Demain, l’Algérie commémorera le 65ᵉ anniversaire d’un moment fondateur, un souffle populaire irrésistible qui a marqué l’histoire contemporaine de notre pays : les manifestations du 11 décembre 1960.
En ce jour-là, le peuple algérien, un et indivisible, a fait entendre au monde le cri définitif de son destin : l’Algérie serait indépendante, et rien ne pourrait plus en détourner le cours.
Ce silence longtemps imposé par la machine coloniale s’est fissuré lorsque, dans de nombreuses villes du pays, femmes, hommes et jeunes sont sortis affirmer haut et fort qu’ils n’accepteraient plus le mensonge d’un « vivre ensemble » imposé, ni le mythe usé de « l’Algérie française ».
Leurs voix, mêlées dans un même élan, ont porté un message dont l’écho continue de résonner à travers les générations : notre pays n’est pas une possession, il est une patrie.
Le 11 décembre 1960 n’a pas surgi par hasard.
L’année précédente, puis au début de 1960, Charles de Gaulle avait tenté de détourner l’opinion internationale en proposant un nouveau concept politique, « l’Algérie algérienne », après l’échec flagrant de « l’Algérie française ».

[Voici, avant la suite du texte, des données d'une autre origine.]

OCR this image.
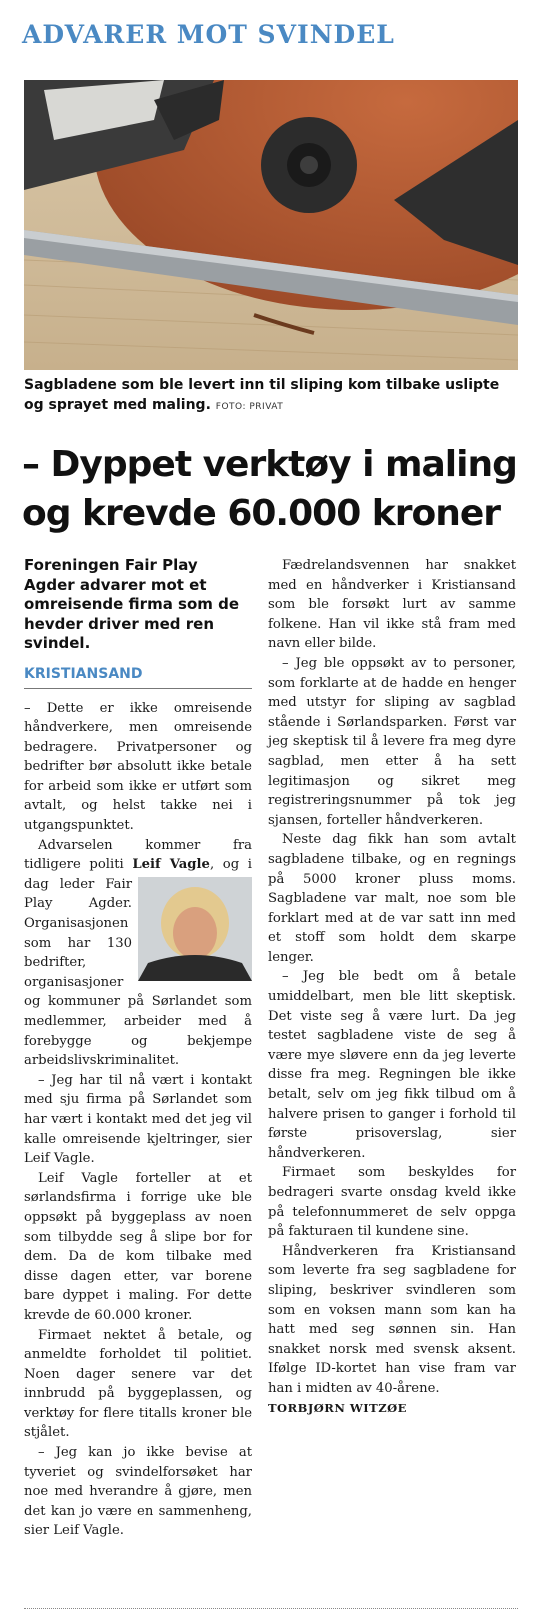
ADVARER MOT SVINDEL
Sagbladene som ble levert inn til sliping kom tilbake uslipte og sprayet med maling. FOTO: PRIVAT
– Dyppet verktøy i maling og krevde 60.000 kroner

Foreningen Fair Play Agder advarer mot et omreisende firma som de hevder driver med ren svindel.

KRISTIANSAND

– Dette er ikke omreisende håndverkere, men omreisende bedragere. Privatpersoner og bedrifter bør absolutt ikke betale for arbeid som ikke er utført som avtalt, og helst takke nei i utgangspunktet.

Advarselen kommer fra tidligere politi Leif Vagle
, og i dag leder Fair Play Agder. Organisasjonen som har 130 bedrifter, organisasjoner og kommuner på Sørlandet som medlemmer, arbeider med å forebygge og bekjempe arbeidslivskriminalitet.

– Jeg har til nå vært i kontakt med sju firma på Sørlandet som har vært i kontakt med det jeg vil kalle omreisende kjeltringer, sier Leif Vagle.

Leif Vagle forteller at et sørlandsfirma i forrige uke ble oppsøkt på byggeplass av noen som tilbydde seg å slipe bor for dem. Da de kom tilbake med disse dagen etter, var borene bare dyppet i maling. For dette krevde de 60.000 kroner.

Firmaet nektet å betale, og anmeldte forholdet til politiet. Noen dager senere var det innbrudd på byggeplassen, og verktøy for flere titalls kroner ble stjålet.

– Jeg kan jo ikke bevise at tyveriet og svindelforsøket har noe med hverandre å gjøre, men det kan jo være en sammenheng, sier Leif Vagle.

Fædrelandsvennen har snakket med en håndverker i Kristiansand som ble forsøkt lurt av samme folkene. Han vil ikke stå fram med navn eller bilde.

– Jeg ble oppsøkt av to personer, som forklarte at de hadde en henger med utstyr for sliping av sagblad stående i Sørlandsparken. Først var jeg skeptisk til å levere fra meg dyre sagblad, men etter å ha sett legitimasjon og sikret meg registreringsnummer på tok jeg sjansen, forteller håndverkeren.

Neste dag fikk han som avtalt sagbladene tilbake, og en regnings på 5000 kroner pluss moms. Sagbladene var malt, noe som ble forklart med at de var satt inn med et stoff som holdt dem skarpe lenger.

– Jeg ble bedt om å betale umiddelbart, men ble litt skeptisk. Det viste seg å være lurt. Da jeg testet sagbladene viste de seg å være mye sløvere enn da jeg leverte disse fra meg. Regningen ble ikke betalt, selv om jeg fikk tilbud om å halvere prisen to ganger i forhold til første prisoverslag, sier håndverkeren.

Firmaet som beskyldes for bedrageri svarte onsdag kveld ikke på telefonnummeret de selv oppga på fakturaen til kundene sine.

Håndverkeren fra Kristiansand som leverte fra seg sagbladene for sliping, beskriver svindleren som som en voksen mann som kan ha hatt med seg sønnen sin. Han snakket norsk med svensk aksent. Ifølge ID-kortet han vise fram var han i midten av 40-årene.

TORBJØRN WITZØE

Présenté comme une ouverture, ce projet n’était en réalité qu’une stratégie pour neutraliser la Révolution, affaiblir le mouvement national et façonner une société hybride placée sous la tutelle permanente de Paris.
Une manière subtile de maintenir l’emprise coloniale, sous un vernis de modernité.

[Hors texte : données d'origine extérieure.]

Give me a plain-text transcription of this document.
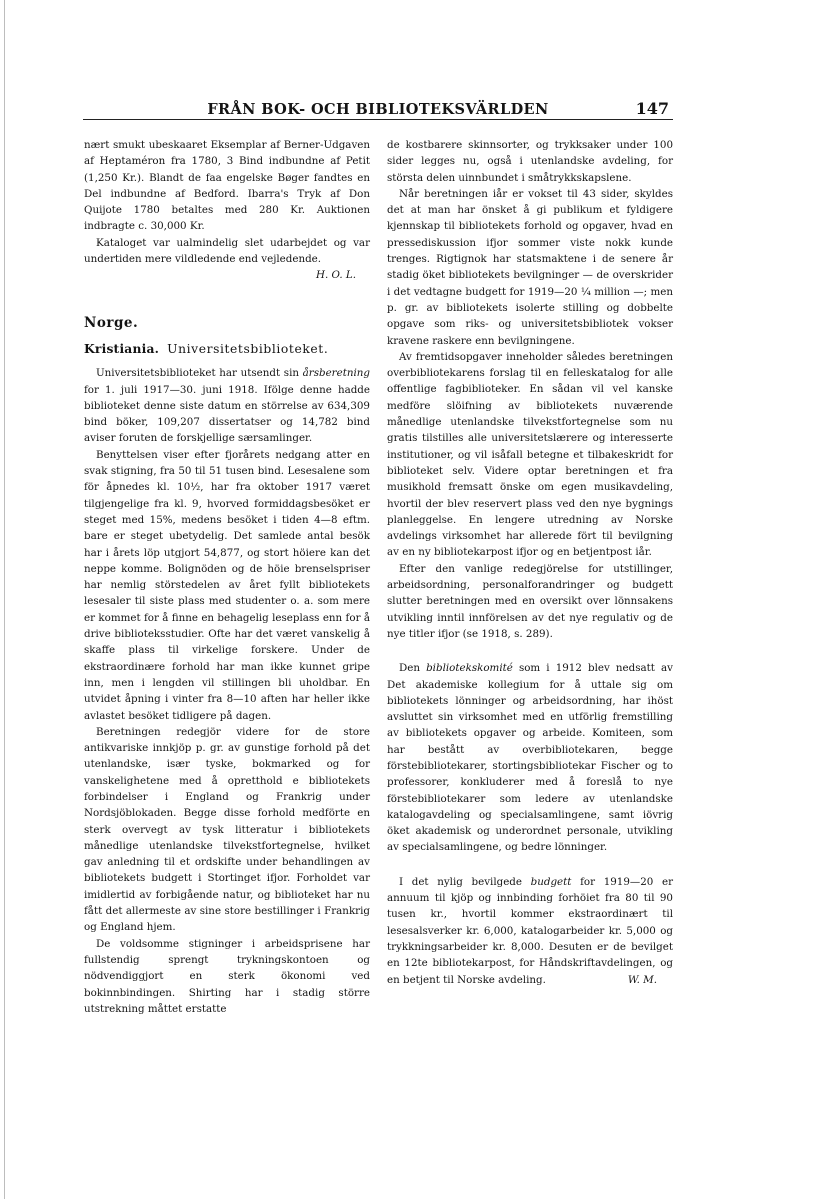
FRÅN BOK- OCH BIBLIOTEKSVÄRLDEN	147

nært smukt ubeskaaret Eksemplar af Berner-Udgaven af Heptaméron fra 1780, 3 Bind indbundne af Petit (1,250 Kr.). Blandt de faa engelske Bøger fandtes en Del indbundne af Bedford. Ibarra's Tryk af Don Quijote 1780 betaltes med 280 Kr. Auktionen indbragte c. 30,000 Kr.

Kataloget var ualmindelig slet udarbejdet og var undertiden mere vildledende end vejledende.

H. O. L.

Norge.
Kristiania. Universitetsbiblioteket.

Universitetsbiblioteket har utsendt sin årsberetning for 1. juli 1917—30. juni 1918. Ifölge denne hadde biblioteket denne siste datum en störrelse av 634,309 bind böker, 109,207 dissertatser og 14,782 bind aviser foruten de forskjellige særsamlinger.

Benyttelsen viser efter fjorårets nedgang atter en svak stigning, fra 50 til 51 tusen bind. Lesesalene som för åpnedes kl. 10½, har fra oktober 1917 været tilgjengelige fra kl. 9, hvorved formiddagsbesöket er steget med 15%, medens besöket i tiden 4—8 eftm. bare er steget ubetydelig. Det samlede antal besök har i årets löp utgjort 54,877, og stort höiere kan det neppe komme. Bolignöden og de höie brenselspriser har nemlig störstedelen av året fyllt bibliotekets lesesaler til siste plass med studenter o. a. som mere er kommet for å finne en behagelig leseplass enn for å drive biblioteksstudier. Ofte har det været vanskelig å skaffe plass til virkelige forskere. Under de ekstraordinære forhold har man ikke kunnet gripe inn, men i lengden vil stillingen bli uholdbar. En utvidet åpning i vinter fra 8—10 aften har heller ikke avlastet besöket tidligere på dagen.

Beretningen redegjör videre for de store antikvariske innkjöp p. gr. av gunstige forhold på det utenlandske, især tyske, bokmarked og for vanskelighetene med å opretthold e bibliotekets forbindelser i England og Frankrig under Nordsjöblokaden. Begge disse forhold medförte en sterk overvegt av tysk litteratur i bibliotekets månedlige utenlandske tilvekstfortegnelse, hvilket gav anledning til et ordskifte under behandlingen av bibliotekets budgett i Stortinget ifjor. Forholdet var imidlertid av forbigående natur, og biblioteket har nu fått det allermeste av sine store bestillinger i Frankrig og England hjem.

De voldsomme stigninger i arbeidsprisene har fullstendig sprengt trykningskontoen og nödvendiggjort en sterk ökonomi ved bokinnbindingen. Shirting har i stadig större utstrekning måttet erstatte

de kostbarere skinnsorter, og trykksaker under 100 sider legges nu, også i utenlandske avdeling, for största delen uinnbundet i småtrykkskapslene.

Når beretningen iår er vokset til 43 sider, skyldes det at man har önsket å gi publikum et fyldigere kjennskap til bibliotekets forhold og opgaver, hvad en pressediskussion ifjor sommer viste nokk kunde trenges. Rigtignok har statsmaktene i de senere år stadig öket bibliotekets bevilgninger — de overskrider i det vedtagne budgett for 1919—20 ¼ million —; men p. gr. av bibliotekets isolerte stilling og dobbelte opgave som riks- og universitetsbibliotek vokser kravene raskere enn bevilgningene.

Av fremtidsopgaver inneholder således beretningen overbibliotekarens forslag til en felleskatalog for alle offentlige fagbiblioteker. En sådan vil vel kanske medföre slöifning av bibliotekets nuværende månedlige utenlandske tilvekstfortegnelse som nu gratis tilstilles alle universitetslærere og interesserte institutioner, og vil isåfall betegne et tilbakeskridt for biblioteket selv. Videre optar beretningen et fra musikhold fremsatt önske om egen musikavdeling, hvortil der blev reservert plass ved den nye bygnings planleggelse. En lengere utredning av Norske avdelings virksomhet har allerede fört til bevilgning av en ny bibliotekarpost ifjor og en betjentpost iår.

Efter den vanlige redegjörelse for utstillinger, arbeidsordning, personalforandringer og budgett slutter beretningen med en oversikt over lönnsakens utvikling inntil innförelsen av det nye regulativ og de nye titler ifjor (se 1918, s. 289).

Den bibliotekskomité som i 1912 blev nedsatt av Det akademiske kollegium for å uttale sig om bibliotekets lönninger og arbeidsordning, har ihöst avsluttet sin virksomhet med en utförlig fremstilling av bibliotekets opgaver og arbeide. Komiteen, som har bestått av overbibliotekaren, begge förstebibliotekarer, stortingsbibliotekar Fischer og to professorer, konkluderer med å foreslå to nye förstebibliotekarer som ledere av utenlandske katalogavdeling og specialsamlingene, samt iövrig öket akademisk og underordnet personale, utvikling av specialsamlingene, og bedre lönninger.

I det nylig bevilgede budgett for 1919—20 er annuum til kjöp og innbinding forhöiet fra 80 til 90 tusen kr., hvortil kommer ekstraordinært til lesesalsverker kr. 6,000, katalogarbeider kr. 5,000 og trykkningsarbeider kr. 8,000. Desuten er de bevilget en 12te bibliotekarpost, for Håndskriftavdelingen, og en betjent til Norske avdeling.	W. M.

Mais le peuple algérien n’était pas dupe.
Sa maturité politique, son unité et sa fidélité aux principes sacrés de la Déclaration du 1ᵉʳ Novembre lui permirent, une fois de plus, de démasquer cette manœuvre.
Dans les rues d’Alger, d’Oran, de Constantine, d’Aïn Témouchent et d’autres villes, les Algériens rejetèrent toute tentative de dilution identitaire.
Leur mot d’ordre, clair et sans concession, s’imposa sur les banderoles et dans les slogans : « Algérie musulmane et indépendante ».
La première étincelle jaillit le 9 décembre à Aïn Témouchent, lors de la visite de De Gaulle.
Les jeunes, porteurs de la flamme de la liberté, ouvrirent la marche.
Deux jours plus tard, le pays tout entier vibra au rythme de cette insurrection pacifique et résolue.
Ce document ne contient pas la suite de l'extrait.